Tatty came home at 1 p.m. and was greeted with shrieks of “Yay! Mommy made Pesach cake!” That, you will agree, is one funny sentence. Usually Pesach cakes leave lots to be desired.
The excitement was tangible. The cake was finally enough cool to be cut out of the pan.
By 2 p.m. half a cake was gone.
By Shabbos morning the cake was history, so we pulled out some leftover hamantashen from the freezer.
I like to bake three or four of these as soon as my Pesach cooking begins. Having them in the freezer gives me peace of mind that on those morning or afternoons where “there’s nothing good to eat” I can pull one out, and…save the day.
This recipe is found in my cookbook “Our Table.” Since it went to print, I received lots of and lots of emails. Which is fun! Few women asked me to describe, in greater detail, what it means to whip up whites to a “snow,” how to “fold” two batters and so on. I have to say that I was surprised. Doesn’t everyone already know that? Guess not. Not everyone was lucky enough to learn these things at the kitchen counter, barely reaching the surface, standing on tippy toes trying to see what is going on.

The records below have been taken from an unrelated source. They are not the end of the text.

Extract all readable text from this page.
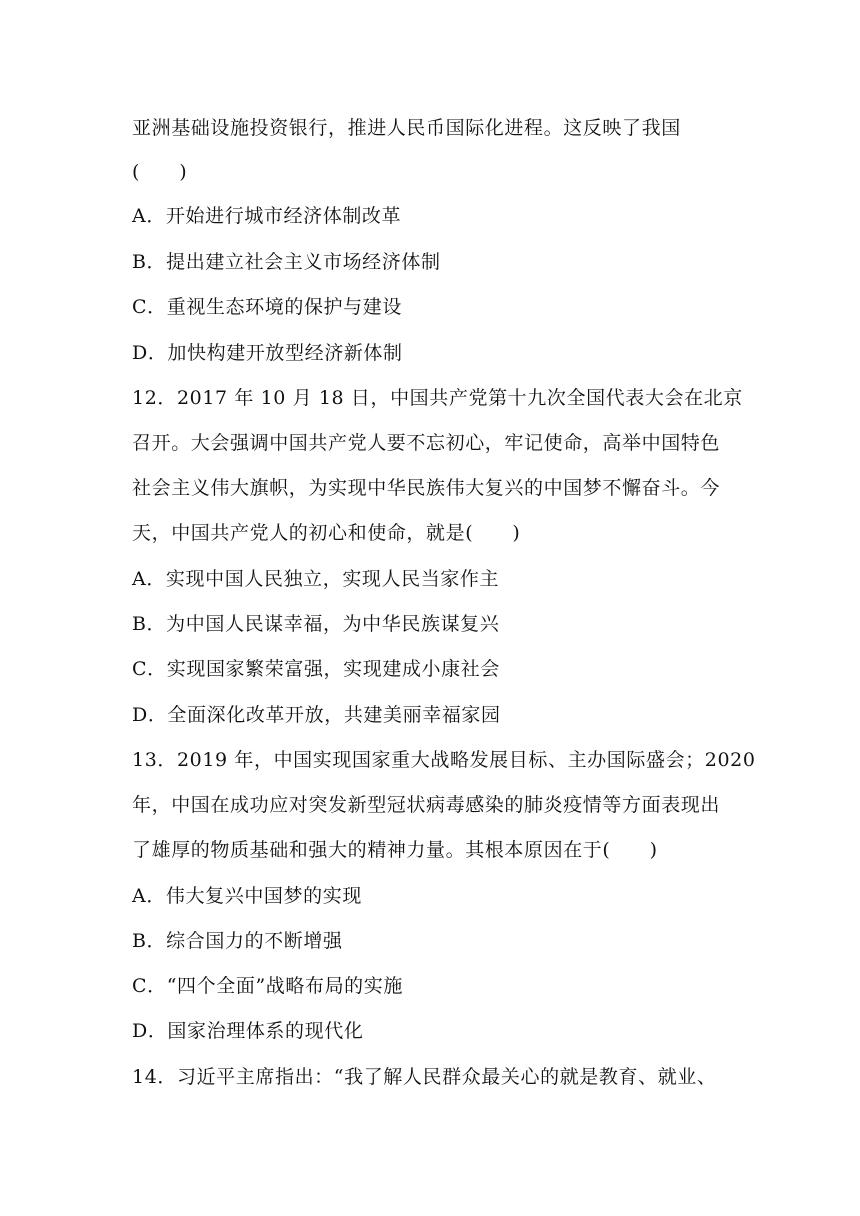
亚洲基础设施投资银行，推进人民币国际化进程。这反映了我国
(　　)
A．开始进行城市经济体制改革
B．提出建立社会主义市场经济体制
C．重视生态环境的保护与建设
D．加快构建开放型经济新体制
12．2017 年 10 月 18 日，中国共产党第十九次全国代表大会在北京
召开。大会强调中国共产党人要不忘初心，牢记使命，高举中国特色
社会主义伟大旗帜，为实现中华民族伟大复兴的中国梦不懈奋斗。今
天，中国共产党人的初心和使命，就是(　　)
A．实现中国人民独立，实现人民当家作主
B．为中国人民谋幸福，为中华民族谋复兴
C．实现国家繁荣富强，实现建成小康社会
D．全面深化改革开放，共建美丽幸福家园
13．2019 年，中国实现国家重大战略发展目标、主办国际盛会；2020
年，中国在成功应对突发新型冠状病毒感染的肺炎疫情等方面表现出
了雄厚的物质基础和强大的精神力量。其根本原因在于(　　)
A．伟大复兴中国梦的实现
B．综合国力的不断增强
C．“四个全面”战略布局的实施
D．国家治理体系的现代化
14．习近平主席指出：“我了解人民群众最关心的就是教育、就业、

With a giant grin on my face and armed with a spatula ready to “lick” the bowl clean, I remember that was the best place to be.
I therefore decided to add a few images here so that you can easily follow along.
So just pretend I am your Savta. And pay attention this time.
When adding sugar, measure 1 cup. But actually use a ¼ cup measuring cup to gradually add the sugar slowly. Using the ¼ cup measuring cup will ensure you do not rush this. I learned this from Victoria and her famous meringues.
Start adding the first quarter cup in what I like to call the foamy stage.
The second time you add a quarter cup it will look something like this.
This, is what a snow looks like. See the stiff peaks?
Slowly sift in the cocoa and potato starch.
Give a mix after every addition.
This is what folding looks like. Hang in there and keep working those muscles (yes, folding gets done by hand? and it is not necessarily easy) The key to folding well and not overdoing it is to keep going in the same direction and stopping as soon as the batter is combined. Do not over do it. You don’t want to lose the whole “pouf.”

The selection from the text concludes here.